The 35-year-old nursing assistant from Tarbolton has turned cancer on its head after doctors feared they had run out of treatment options. But a new £250,000 treatment made available on the NHS has worked wonders with the stem cell transplant known as CAR-T proving effective.
The brave mum-of-two had to spent an entire month confident to a hospital bed after she was left with no immune system following the new treatment, reports the Daily Record. Lauren has opened up on her 'isolation hell' with the mum admitting the gruelling lockdown in a Glasgow hospital left her "losing the will to live."
Lauren said: “It was really hard but I got there. I had to spend four weeks in a room, I wasn’t able to leave at all. I was an emotional wreck by the end of it. I was losing the will to live.
“The room was in the Queen Elizabeth University Hospital, at one point they feared that I’d have to go Newcastle. It could have been Newcastle for all I knew it literally felt like a 1,000 miles from home.”
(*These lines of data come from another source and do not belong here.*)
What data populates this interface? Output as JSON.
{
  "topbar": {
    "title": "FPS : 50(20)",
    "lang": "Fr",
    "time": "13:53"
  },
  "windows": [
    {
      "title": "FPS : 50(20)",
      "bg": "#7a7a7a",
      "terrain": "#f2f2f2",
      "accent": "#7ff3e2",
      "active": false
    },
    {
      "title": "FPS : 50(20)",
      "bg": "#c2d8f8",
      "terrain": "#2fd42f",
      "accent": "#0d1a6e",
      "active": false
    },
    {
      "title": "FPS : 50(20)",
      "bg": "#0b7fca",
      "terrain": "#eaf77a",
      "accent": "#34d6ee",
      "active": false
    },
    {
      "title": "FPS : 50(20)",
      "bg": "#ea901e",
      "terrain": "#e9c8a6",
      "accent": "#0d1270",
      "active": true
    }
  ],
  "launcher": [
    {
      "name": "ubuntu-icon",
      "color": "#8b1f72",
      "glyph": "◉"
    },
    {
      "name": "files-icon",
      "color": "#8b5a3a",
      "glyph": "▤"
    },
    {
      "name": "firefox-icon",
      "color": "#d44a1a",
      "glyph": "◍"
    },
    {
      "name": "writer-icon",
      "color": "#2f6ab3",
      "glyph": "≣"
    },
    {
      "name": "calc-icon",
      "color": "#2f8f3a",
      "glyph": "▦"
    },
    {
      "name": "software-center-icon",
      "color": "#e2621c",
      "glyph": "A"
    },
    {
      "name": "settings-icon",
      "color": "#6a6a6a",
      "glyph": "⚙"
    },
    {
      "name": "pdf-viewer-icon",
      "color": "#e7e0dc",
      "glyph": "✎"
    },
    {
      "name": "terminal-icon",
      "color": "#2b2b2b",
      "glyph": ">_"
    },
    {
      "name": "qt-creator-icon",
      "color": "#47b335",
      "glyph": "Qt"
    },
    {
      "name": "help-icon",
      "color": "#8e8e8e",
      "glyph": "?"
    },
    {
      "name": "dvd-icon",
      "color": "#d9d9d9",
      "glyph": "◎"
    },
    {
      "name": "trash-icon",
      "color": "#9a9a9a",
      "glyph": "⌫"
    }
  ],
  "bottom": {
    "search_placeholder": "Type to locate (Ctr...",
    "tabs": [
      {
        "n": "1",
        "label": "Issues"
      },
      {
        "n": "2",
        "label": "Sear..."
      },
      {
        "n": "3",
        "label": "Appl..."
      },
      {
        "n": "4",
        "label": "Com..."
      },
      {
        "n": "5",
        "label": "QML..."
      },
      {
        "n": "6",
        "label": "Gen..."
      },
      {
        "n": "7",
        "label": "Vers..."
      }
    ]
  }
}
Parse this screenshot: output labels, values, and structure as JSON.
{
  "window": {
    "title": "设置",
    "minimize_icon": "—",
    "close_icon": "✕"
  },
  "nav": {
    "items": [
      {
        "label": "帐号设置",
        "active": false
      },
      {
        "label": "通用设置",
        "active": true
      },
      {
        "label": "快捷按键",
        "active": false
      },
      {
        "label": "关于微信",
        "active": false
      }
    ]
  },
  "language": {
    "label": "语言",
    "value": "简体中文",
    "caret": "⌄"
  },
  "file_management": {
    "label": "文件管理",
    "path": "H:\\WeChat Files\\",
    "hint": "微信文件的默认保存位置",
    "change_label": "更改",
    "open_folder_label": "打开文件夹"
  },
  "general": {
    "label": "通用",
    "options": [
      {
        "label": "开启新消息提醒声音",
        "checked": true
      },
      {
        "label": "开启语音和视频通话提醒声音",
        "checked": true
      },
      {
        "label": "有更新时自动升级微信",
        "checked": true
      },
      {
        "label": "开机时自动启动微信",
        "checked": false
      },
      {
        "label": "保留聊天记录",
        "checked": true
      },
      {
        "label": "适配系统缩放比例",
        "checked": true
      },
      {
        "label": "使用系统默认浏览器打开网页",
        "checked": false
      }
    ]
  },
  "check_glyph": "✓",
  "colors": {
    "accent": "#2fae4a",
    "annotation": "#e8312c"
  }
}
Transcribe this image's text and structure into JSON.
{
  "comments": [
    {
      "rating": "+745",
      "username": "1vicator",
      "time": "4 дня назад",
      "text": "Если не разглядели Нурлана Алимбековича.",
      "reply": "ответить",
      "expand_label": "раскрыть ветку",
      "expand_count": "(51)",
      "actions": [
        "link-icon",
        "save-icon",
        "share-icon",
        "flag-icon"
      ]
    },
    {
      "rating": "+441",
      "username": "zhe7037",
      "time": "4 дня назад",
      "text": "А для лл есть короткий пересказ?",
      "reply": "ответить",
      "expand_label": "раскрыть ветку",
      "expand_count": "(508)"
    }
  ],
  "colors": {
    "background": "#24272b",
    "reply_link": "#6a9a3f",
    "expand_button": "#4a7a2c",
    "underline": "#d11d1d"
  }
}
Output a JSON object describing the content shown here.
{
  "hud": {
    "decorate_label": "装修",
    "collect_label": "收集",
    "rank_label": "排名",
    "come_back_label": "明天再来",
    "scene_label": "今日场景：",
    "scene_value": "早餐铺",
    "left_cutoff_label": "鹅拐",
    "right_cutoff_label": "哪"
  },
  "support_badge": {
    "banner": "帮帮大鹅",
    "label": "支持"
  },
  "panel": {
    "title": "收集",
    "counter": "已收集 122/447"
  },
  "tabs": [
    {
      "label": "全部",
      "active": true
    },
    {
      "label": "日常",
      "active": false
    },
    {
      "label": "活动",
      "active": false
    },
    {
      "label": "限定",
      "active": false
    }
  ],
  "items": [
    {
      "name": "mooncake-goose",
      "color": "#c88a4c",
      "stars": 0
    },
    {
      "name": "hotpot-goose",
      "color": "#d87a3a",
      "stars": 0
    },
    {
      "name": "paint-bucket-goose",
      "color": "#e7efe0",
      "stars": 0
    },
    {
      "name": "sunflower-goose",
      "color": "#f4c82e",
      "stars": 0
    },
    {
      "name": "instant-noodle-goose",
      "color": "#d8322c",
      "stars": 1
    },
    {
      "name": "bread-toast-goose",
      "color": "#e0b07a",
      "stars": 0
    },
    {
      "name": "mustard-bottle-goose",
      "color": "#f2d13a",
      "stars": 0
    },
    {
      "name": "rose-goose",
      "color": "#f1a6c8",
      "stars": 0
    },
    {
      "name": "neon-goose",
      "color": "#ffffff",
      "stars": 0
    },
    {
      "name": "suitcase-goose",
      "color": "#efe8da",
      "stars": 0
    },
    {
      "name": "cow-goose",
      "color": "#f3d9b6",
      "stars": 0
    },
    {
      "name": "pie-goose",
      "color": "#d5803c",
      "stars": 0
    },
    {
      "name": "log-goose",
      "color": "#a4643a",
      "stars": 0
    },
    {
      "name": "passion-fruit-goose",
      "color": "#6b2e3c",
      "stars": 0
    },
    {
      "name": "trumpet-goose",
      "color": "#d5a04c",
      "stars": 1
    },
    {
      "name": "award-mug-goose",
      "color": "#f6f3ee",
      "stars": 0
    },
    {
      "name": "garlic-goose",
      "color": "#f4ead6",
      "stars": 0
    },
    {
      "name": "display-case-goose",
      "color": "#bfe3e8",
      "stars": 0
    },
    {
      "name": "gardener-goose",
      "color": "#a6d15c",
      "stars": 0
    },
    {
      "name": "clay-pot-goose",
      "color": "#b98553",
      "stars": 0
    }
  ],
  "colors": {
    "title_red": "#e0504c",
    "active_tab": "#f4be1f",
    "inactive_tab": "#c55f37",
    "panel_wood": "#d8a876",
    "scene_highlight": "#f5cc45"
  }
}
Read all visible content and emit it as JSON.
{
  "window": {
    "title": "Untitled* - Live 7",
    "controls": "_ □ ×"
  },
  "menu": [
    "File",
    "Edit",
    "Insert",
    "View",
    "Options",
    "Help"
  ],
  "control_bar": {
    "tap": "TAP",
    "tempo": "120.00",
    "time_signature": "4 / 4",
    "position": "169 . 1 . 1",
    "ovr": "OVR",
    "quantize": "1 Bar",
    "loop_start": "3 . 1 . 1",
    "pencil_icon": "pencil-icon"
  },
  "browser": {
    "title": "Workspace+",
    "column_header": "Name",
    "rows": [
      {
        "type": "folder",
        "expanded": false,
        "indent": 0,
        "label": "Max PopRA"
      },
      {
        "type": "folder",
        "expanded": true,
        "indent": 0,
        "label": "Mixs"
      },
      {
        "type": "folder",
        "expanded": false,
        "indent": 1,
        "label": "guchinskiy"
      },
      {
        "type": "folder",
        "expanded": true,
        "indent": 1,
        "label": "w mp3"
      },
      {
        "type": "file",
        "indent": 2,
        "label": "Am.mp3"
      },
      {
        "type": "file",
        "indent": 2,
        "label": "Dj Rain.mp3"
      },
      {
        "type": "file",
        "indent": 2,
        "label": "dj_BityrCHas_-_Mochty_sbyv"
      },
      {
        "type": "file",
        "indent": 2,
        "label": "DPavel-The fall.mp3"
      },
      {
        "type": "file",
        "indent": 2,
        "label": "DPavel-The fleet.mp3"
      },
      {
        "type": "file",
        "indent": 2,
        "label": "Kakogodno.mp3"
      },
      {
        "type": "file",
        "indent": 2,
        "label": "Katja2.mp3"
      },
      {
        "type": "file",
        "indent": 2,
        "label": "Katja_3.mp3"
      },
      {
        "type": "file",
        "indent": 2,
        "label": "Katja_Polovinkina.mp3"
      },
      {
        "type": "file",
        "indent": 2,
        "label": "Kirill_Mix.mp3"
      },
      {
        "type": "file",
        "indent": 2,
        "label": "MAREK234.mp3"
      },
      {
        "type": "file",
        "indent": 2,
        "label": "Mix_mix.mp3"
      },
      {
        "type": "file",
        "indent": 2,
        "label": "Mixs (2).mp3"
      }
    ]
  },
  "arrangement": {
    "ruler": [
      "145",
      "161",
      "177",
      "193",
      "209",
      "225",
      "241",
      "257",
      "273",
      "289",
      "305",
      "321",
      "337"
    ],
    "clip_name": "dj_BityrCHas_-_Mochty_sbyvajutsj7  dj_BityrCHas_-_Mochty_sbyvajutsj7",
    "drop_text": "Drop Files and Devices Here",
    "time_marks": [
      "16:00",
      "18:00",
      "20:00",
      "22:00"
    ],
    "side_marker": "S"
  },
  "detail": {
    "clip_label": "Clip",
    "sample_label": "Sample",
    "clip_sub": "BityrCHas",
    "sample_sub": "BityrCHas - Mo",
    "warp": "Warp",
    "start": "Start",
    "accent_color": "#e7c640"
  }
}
Lauren previously told Ayrshire Live how months of back pain was diagnosed as stage 4 Non-Hodgkin's lymphoma. The former Ayr Hospital NHS worker was given the devastating news in January 2022 with the aggressive cancer spreading to her blood, bones and kidneys.
But now stunned medics have been amazed to find 0 traces of cancer after multiple scans following the CAR-T treatment. The new treatment saw eight stem cells extracted from her and taken to Amsterdam where they were grown in a lab.
Lauren has praised the NHS for giving her access to the costly treatment, with her consultant pushing for the stem cell option.
She added: “It’s been a miracle. My consultant is just so amazed by my progress. Things were looking very bleak in December there. I was being told that there was nothing they could do it and that it was incurable.
“One of my consultants flagged up this treatment and put me forward for it. They sent eight of the stem cells to a lab in Amsterdam, it really is amazing. It just shows that there is hope for people.”
Lauren is now setting her sights on a return to work in the near future after nearly two full years away from the wards.
She added: “I actually cannot wait to get back to work, I know I just need to try and rebuild and get back to normality."